On 2014-07-03 by Pat - condensation in bath vent ducts

Clarification: the person in our subdivision with exact floor plan had old ductwork removed, hole in siding on north side sealed up and new ductwork installed with vents exiting through roof on west side slope, front of house, the shortest path up and out.

Thanks so much for your comments! The current fans in the master bathroom (in nw corner of house) are directly above the toilet(in an enclosed room) about 12 ft from the north side wall and above the shower, also about 12 feet from north side wall.

They are closer to the the west side wall (about 2 ft and 5-6ft respectively), but that is the front of the house, above the garage-you would see them from the street.

So the flex duct runs about 2 ft up, curves and then about 12 feet out to exit the north side.
Two contractors (both from roofing companies, also do siding) have told me to go straight up and out through roof; only because I think it is shorter run, maybe 3-5 ft. One person wants to exit at roof above vents, which would cause the vents to show on front (west) slope of house.

Another wants to exit on east slope of roof (back of house), but vents are about 3-6 ft west of peak (which runs north to south), for aesthetic reasons, so vents don't show on front west slope of roof.

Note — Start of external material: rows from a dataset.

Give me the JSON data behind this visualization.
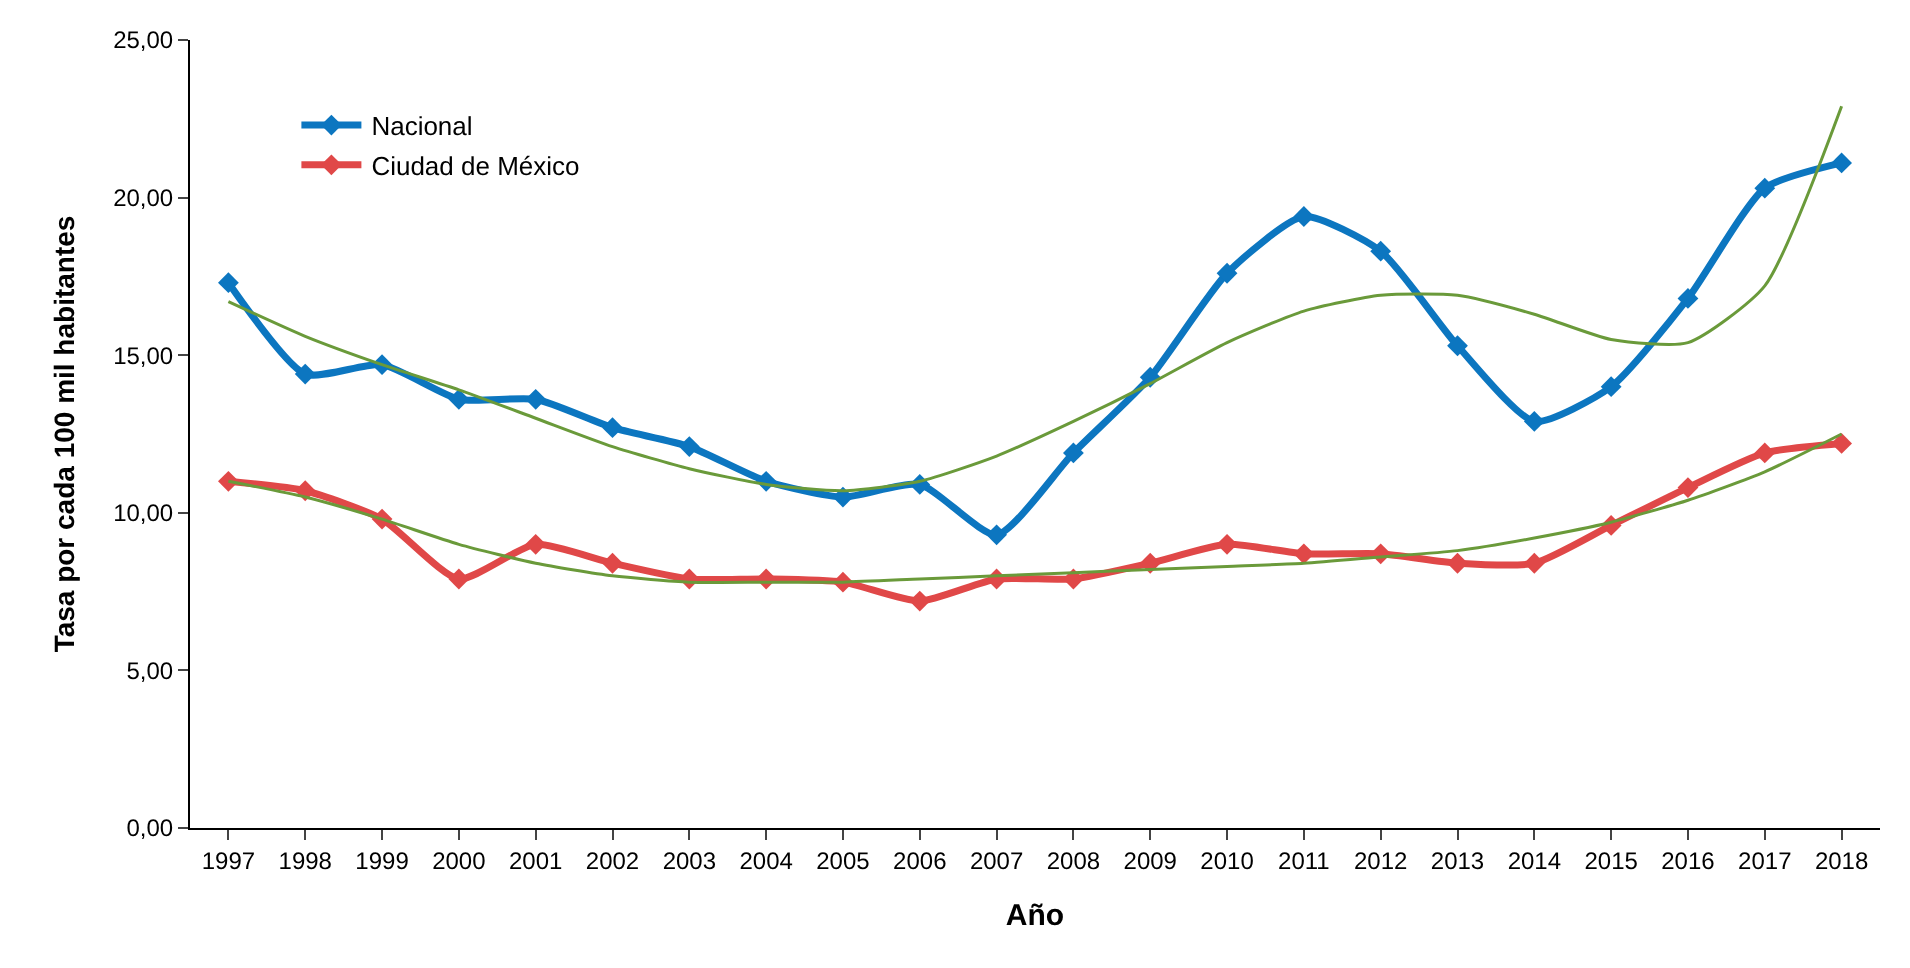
{
  "chart_data": {
    "type": "line",
    "xlabel": "Año",
    "ylabel": "Tasa por cada 100 mil habitantes",
    "categories": [
      "1997",
      "1998",
      "1999",
      "2000",
      "2001",
      "2002",
      "2003",
      "2004",
      "2005",
      "2006",
      "2007",
      "2008",
      "2009",
      "2010",
      "2011",
      "2012",
      "2013",
      "2014",
      "2015",
      "2016",
      "2017",
      "2018"
    ],
    "series": [
      {
        "name": "Nacional",
        "color": "#0c76c0",
        "marker": "diamond",
        "values": [
          17.3,
          14.4,
          14.7,
          13.6,
          13.6,
          12.7,
          12.1,
          11.0,
          10.5,
          10.9,
          9.3,
          11.9,
          14.3,
          17.6,
          19.4,
          18.3,
          15.3,
          12.9,
          14.0,
          16.8,
          20.3,
          21.1
        ]
      },
      {
        "name": "Ciudad de México",
        "color": "#e04848",
        "marker": "diamond",
        "values": [
          11.0,
          10.7,
          9.8,
          7.9,
          9.0,
          8.4,
          7.9,
          7.9,
          7.8,
          7.2,
          7.9,
          7.9,
          8.4,
          9.0,
          8.7,
          8.7,
          8.4,
          8.4,
          9.6,
          10.8,
          11.9,
          12.2
        ]
      },
      {
        "color": "#6a9a3a",
        "marker": "none",
        "values": [
          16.7,
          15.6,
          14.7,
          13.9,
          13.0,
          12.1,
          11.4,
          10.9,
          10.7,
          11.0,
          11.8,
          12.9,
          14.1,
          15.4,
          16.4,
          16.9,
          16.9,
          16.3,
          15.5,
          15.4,
          17.2,
          22.9
        ]
      },
      {
        "color": "#6a9a3a",
        "marker": "none",
        "values": [
          11.0,
          10.5,
          9.8,
          9.0,
          8.4,
          8.0,
          7.8,
          7.8,
          7.8,
          7.9,
          8.0,
          8.1,
          8.2,
          8.3,
          8.4,
          8.6,
          8.8,
          9.2,
          9.7,
          10.4,
          11.3,
          12.5
        ]
      }
    ],
    "ylim": [
      0,
      25
    ],
    "yticks": [
      {
        "value": 0,
        "label": "0,00"
      },
      {
        "value": 5,
        "label": "5,00"
      },
      {
        "value": 10,
        "label": "10,00"
      },
      {
        "value": 15,
        "label": "15,00"
      },
      {
        "value": 20,
        "label": "20,00"
      },
      {
        "value": 25,
        "label": "25,00"
      }
    ],
    "legend": "top left"
  }
}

Another person in our subdivision had their vents routed in this way, doesn't look so bad, did it last year, survived the polar vortex without problems.

So it sounds like the only way to solve without going through room is to have plywood removed when roofing is being torn off (having entire roof redone due to hail) -- it may require several pieces of roof decking to be removed, remove old ductwork, put new ductwork in that is insulated, with a damper on the end (ours has no dampers), but not sure if this can all be done while the roof is being in done in one day?

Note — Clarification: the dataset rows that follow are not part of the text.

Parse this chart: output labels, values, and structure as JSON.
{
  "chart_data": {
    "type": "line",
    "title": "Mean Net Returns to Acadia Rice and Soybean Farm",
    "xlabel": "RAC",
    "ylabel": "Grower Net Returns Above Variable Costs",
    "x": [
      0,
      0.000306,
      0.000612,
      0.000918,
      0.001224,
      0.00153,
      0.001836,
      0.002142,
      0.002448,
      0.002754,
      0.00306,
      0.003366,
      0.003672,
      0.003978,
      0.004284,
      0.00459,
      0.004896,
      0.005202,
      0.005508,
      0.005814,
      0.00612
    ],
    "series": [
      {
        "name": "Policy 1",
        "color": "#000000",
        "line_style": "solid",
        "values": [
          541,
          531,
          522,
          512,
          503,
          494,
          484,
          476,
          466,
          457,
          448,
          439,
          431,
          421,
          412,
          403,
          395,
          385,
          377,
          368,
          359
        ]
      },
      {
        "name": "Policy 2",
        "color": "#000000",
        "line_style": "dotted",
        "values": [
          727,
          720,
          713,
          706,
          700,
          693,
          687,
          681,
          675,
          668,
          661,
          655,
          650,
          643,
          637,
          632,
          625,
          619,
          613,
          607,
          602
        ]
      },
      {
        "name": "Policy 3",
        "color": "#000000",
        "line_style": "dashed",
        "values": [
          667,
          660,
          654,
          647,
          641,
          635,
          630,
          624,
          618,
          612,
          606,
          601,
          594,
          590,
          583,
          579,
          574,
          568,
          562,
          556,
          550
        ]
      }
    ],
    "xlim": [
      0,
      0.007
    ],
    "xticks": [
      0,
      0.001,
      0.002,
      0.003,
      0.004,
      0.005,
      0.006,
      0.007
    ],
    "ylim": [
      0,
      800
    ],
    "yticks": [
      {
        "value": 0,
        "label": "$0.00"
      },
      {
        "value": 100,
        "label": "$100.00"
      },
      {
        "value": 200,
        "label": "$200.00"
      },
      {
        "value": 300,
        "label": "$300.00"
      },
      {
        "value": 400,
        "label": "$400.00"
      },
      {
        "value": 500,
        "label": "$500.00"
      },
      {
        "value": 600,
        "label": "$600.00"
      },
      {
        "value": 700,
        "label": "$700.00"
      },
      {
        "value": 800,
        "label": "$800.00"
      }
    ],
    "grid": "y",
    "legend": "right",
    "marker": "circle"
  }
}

On 2014-06-30 by (mod) - condensation problems in the bath vent ducts


Uninsulated ducts and ducts that drain back down towards a vent fan indeed are likely to give problems with condensation, frost, ice, and leaks back into the interior.

I don't like to route vents straight up for the same run-back problem.

An optimal design is a vent exhaust that is well insulated, uses solid metal ductwork (best flow), and slopes down towards an exit vent in a soffit or gable end wall.

Let's start by asking if the bath layout offers any alternative routes: a fan blowing out through a side wall, for example.

As for type of contractor, a general contractor or even a handyman can do the work BUT the risk is that the person doesn't understand the issues or does sloppy work that gives leak trouble later on. Hiring a buiding ventilation expert for such a small job is a difficult prospect: the expert loses money on a small job so either doesn't want it or charges a stunning premium, or takes annoying shortcuts to make the job profitable. You may be forced to become informed about good venting design and then ride herd on the worker to see that the system is installed as you want.

Meanwhile don't start an expensive tear-up project before you're confident that the new design is a good one.

On 2014-06-17 by Pat

We have flexible (not white plastic) ducts (uninsulated)that run up and out between cathedral ceiing and roof through the side, in the bathroom.

We live in N. IL. and had a severe cold spell this winter; home is original and constructed 13 years ago. Two vents, for shower and toilet run this way, about a 15 ft run. Near the exit on one vent, we have had leaking on ceiling after the polar vortex winter this year, paint peeling off, runs about one foot from the wall inward, and also along line where ceiling meets wall.

Also faint water stain about 5 ft in (pooling)?

may have had before this winter; and now first year we noticed water dripping from fan above toilet. Only happens in extreme cold. Can't get to ductwork in attic due to cathedral ceiling. What is the best way to fix?

1. Reroute straight up through roof (getting new roof soon due to hail damage, can easily access during reroofing).

2. Tear up ceiling in bath, leave in place, but redo flex duct and insulate?

3. Access ductwork from roof by tearing off a number of plywood? I think this could be several 4x8 panels...

4. Other suggestion?

Also, what kind of contractor do I hire to do this work? Thanks!!!!